The gendered wage gap and time taken out of the workforce to care for children means more women live in poverty and are unable to save for old age. That in turn means more Canadian women than men rely on Old Age Security (OAS) and Guaranteed Income Supplements (GIS).
According to the Canadian Labour Congress, "For too many women in Canada, retirement means only financial struggle. Senior women are twice as likely to live in poverty as men. 30% of elderly women on their own live below the poverty line. Women are far more reliant on OAS and GIS than men. In 2011, 30% of senior women's total income was from OAS and GIS, compared to only 18% for senior men."
Millar also coaches his son's hockey team. The two of them came up with the idea of outfitting the team in pink jerseys to promote anti-bullying and purple jerseys to raise awareness of violence against women. Millar is making sure that the next generation of boys and girls grow into thoughtful adults who are respectful of everyone regardless of gender.
Millar believes, "How we treat the women of this country is setting the tone for children of today in becoming the next generation of adults. Let's show the world, let's show our children that all people should be treated with dignity, respect and let our kids grow up to be the positive change that is needed. As parents we have a responsibility to teach our kids right from wrong. My personal feeling is that if I can lead by example, my children will never witness what the women of today had to endure. I stand in support."
I want Millar as my ally standing beside me while I lobby for gender equity. I want Penny Estey, ironworker, standing on my other side.
Estey has spent the last nine years as a journeyman ironworker. The term journeyman is one Estey is comfortable using because, "It's a status not a gender." Estey is quick to point out that attracting girls and women into non-traditional trades is not a problem. The real issue is retention.
Increasingly, the trades are where young people are finding employment. It's also where the gendered pay gap is virtually nonexistent thanks to unionization. Yet according to Statistics Canada, young men in the trades still outnumber young women by 3:1.
Like Thompson in her day, women entering non-traditional trades often find that they are the lone woman on the shop floor. However, more policies and procedures are in place today to deal with issues like workplace harassment.
Working in the trades often means travelling to where work can be found. This means women may be forced to choose between passing up a job in order to stay in their community with their children or leaving their families for long periods of time.
Estey is a spokesperson with Journeyman, an organization that promotes careers in construction and non-traditional career paths through mentorships, school and community outreach as well as support. The focus is on encouraging women facing employment challenges, whether that's a lack of education, being a single mother, or coming from a lower income household, to enter the trades to improve their lives and their earning potential.
Estey also promotes the Workplace Equality (WE) Awareness Ribbon initiative, which aims to maximize recruitment and retention of women in non-traditional workplaces.

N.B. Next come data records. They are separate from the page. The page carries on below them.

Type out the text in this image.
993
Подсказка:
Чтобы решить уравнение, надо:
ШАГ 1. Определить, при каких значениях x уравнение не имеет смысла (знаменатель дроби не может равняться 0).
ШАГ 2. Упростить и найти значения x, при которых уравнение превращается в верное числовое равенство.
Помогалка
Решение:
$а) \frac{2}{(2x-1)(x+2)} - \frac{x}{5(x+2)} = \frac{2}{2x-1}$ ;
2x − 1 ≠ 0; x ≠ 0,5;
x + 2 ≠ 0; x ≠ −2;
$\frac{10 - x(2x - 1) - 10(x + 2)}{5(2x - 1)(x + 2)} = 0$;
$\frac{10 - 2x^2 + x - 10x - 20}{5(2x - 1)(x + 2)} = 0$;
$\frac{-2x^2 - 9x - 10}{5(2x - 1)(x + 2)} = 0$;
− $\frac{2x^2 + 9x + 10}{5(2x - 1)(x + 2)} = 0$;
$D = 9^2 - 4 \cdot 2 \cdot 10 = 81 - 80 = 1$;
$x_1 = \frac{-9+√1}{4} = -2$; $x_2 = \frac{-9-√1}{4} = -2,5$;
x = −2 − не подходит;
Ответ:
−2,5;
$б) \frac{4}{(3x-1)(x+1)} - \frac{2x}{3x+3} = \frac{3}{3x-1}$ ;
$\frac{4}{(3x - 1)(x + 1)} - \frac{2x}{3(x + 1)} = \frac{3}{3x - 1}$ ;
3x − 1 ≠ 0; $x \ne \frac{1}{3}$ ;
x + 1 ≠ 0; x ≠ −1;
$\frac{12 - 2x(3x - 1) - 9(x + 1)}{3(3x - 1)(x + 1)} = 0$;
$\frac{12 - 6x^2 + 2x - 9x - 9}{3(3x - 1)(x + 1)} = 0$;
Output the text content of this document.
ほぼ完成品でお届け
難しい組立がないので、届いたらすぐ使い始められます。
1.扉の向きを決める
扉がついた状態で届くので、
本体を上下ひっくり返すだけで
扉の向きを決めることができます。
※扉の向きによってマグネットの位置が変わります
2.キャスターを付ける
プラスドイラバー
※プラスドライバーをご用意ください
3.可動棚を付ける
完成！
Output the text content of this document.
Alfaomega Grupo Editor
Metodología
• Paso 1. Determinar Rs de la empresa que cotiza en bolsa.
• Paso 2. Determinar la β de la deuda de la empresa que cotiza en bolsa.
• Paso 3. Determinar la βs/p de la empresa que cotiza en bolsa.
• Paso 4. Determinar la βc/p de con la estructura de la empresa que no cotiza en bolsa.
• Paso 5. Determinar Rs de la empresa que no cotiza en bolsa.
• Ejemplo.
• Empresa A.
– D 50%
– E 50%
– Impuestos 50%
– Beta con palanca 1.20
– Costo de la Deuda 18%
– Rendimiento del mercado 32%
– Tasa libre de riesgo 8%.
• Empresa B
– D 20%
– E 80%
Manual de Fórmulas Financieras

The group assists women by raising and addressing issues specific to women such as around the need for around the clock affordable child care.
For women working in the trades, either at home or away, it's a real challenge to find child care that fits non-standard work schedules. According to Estey, "I've seen a change. The culture is shifting and trickling into the trades. But, I have to remind myself we're not there yet - we're closer than we were, but not there yet."
With fabulous men like Millar and women like Estey using a gender lens to look at human rights issues, I have no doubt that we will empower women and girls and make Canada the equitable country it can be.
This International Women's Day, who will you celebrate?